3. Stage release rollouts

Rather than rollout out from 0-100, release your new version in stages. This helps bound the impact of a new release and identify issues before they arise more broadly. You should always be able to roll back to a previous version if necessary.

Check out Facebook’s release stages: From employees, to 2% of production traffic (still plenty for a product of Facebook’s scale) to 100% of production. Note the monitoring (step 4) applied at each step.

facebook feature release stages

4. Monitor, monitor, monitor

If you do all of the above, but have no diagnostics or monitoring, you are flying blind.
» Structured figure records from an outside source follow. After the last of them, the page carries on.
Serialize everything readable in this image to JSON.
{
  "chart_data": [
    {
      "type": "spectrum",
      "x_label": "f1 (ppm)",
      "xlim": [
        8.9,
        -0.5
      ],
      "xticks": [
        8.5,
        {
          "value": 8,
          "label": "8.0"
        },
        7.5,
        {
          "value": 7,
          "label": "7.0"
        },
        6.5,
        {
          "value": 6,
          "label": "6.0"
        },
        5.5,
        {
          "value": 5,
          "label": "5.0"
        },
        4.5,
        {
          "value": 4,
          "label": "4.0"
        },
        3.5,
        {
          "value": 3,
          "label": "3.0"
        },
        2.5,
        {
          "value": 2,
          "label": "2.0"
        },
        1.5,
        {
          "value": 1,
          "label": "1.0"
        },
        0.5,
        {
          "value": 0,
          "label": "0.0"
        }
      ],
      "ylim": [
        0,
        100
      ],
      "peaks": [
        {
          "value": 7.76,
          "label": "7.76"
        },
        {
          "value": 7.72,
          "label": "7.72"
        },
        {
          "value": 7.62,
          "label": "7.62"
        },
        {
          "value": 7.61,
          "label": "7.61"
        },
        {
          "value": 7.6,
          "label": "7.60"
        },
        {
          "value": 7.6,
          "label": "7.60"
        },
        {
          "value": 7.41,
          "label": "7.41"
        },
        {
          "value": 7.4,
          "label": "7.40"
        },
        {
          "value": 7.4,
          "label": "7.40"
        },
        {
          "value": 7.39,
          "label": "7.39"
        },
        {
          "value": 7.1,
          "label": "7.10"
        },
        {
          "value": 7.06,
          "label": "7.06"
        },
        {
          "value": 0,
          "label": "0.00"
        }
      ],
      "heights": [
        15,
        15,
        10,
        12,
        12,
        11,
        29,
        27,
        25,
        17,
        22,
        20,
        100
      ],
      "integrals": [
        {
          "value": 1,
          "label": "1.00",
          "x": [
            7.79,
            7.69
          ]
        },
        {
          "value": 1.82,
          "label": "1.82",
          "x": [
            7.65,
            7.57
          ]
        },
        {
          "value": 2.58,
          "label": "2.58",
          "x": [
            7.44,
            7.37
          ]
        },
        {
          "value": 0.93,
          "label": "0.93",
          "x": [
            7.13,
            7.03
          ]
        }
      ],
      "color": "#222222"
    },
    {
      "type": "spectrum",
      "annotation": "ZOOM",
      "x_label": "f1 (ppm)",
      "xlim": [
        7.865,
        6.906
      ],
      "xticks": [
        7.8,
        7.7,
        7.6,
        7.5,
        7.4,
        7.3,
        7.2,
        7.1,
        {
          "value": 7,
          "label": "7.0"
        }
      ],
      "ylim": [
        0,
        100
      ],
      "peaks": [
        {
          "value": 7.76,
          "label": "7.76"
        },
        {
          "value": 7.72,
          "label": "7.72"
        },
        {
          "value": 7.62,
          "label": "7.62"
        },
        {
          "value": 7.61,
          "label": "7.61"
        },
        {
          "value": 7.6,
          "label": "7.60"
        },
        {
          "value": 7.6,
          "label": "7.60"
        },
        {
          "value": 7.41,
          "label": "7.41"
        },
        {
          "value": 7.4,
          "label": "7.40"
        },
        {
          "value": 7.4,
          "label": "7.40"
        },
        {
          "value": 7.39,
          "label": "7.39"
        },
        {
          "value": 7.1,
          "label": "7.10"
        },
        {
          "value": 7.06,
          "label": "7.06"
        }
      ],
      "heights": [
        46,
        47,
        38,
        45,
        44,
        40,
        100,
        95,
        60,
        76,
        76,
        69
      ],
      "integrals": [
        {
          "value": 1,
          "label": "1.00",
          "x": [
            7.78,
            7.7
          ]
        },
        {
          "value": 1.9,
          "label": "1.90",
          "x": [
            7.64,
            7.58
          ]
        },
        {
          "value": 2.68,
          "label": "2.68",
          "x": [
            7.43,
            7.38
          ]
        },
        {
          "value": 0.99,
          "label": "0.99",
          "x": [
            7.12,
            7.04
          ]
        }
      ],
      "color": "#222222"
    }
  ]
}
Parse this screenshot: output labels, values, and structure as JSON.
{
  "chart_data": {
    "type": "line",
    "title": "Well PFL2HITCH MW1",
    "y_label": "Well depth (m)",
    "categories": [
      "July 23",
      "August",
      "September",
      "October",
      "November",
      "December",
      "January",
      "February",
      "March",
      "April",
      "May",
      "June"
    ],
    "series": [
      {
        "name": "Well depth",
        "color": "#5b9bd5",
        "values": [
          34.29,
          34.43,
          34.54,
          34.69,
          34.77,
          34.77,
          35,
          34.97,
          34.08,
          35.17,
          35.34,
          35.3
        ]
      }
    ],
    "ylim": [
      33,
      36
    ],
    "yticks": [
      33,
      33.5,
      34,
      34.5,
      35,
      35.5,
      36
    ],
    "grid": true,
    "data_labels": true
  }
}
Who cares if you stage your rollout to go from 2% to 10% if you don’t have any monitoring to catch issues at the 2% rollout—you’ve just added additional processes, without improving the likelihood of a safe release.

5. Automate releases (and everything)

There are so many opportunities for error in any release process, and the longer the process, the more likely you are to make mistakes.

Each of the above points can benefit from automation:

  • Automatically generate release candidates rather than requiring a manual build step.

  • Automatically post when a release is happening.

  • Automatically follow a staged rollout plan, documenting when each step is happening.

  • Automatically run tests on releases before they go out.

  • Automatically monitor metric regressions and trigger alerts when key thresholds are breached.

There are plenty of other steps and suggestions, but these five: document, communicate, stage rollouts, monitor, and automate, will help you improve any software release cycle.

How does Statsig apply these principles?

Statsig’s feature gating and experimentation tools use these same ideas to improve the software release cycle further. Putting code behind a software gate allows you to decouple your actual release cycle from the access control and release of a feature. But if you’re flipping a gate to roll out a feature, how does Statsig apply these same 5 principles?

  1. Document: Statsig’s Audit log captures every change to feature and experiment rollouts to help you pinpoint potential causes of regressions (or improvements!)

  2. Communicate: With integrations for slack, Datadog, or a generic webhook, Statsig can alert anyone to feature rollouts automatically.

  3. Stage Rollouts: Statsig allows you to schedule phased rollouts for feature flags automatically

    automated rollouts set up in the statsig console
  4. Monitor: Statsig automatically generates metric deltas for partial feature rollouts—any non-100% rollout represents a natural a/b test population to compare: those with the feature, and those without. You can use these metric deltas to verify new features are not causing a regression in key metrics. And you can use the feature gate to quickly roll back a feature if you need to. This connection between features, metrics, and releases, is a powerful tool.

  5. Automate: Leverage the Console API to integrate feature change changes with your CI/CD pipeline. Use a webhook to listen for rollouts or experiment changes and trigger actions wherever you need. Use metric-level alerting to automatically be notified of regressions to your KPIs.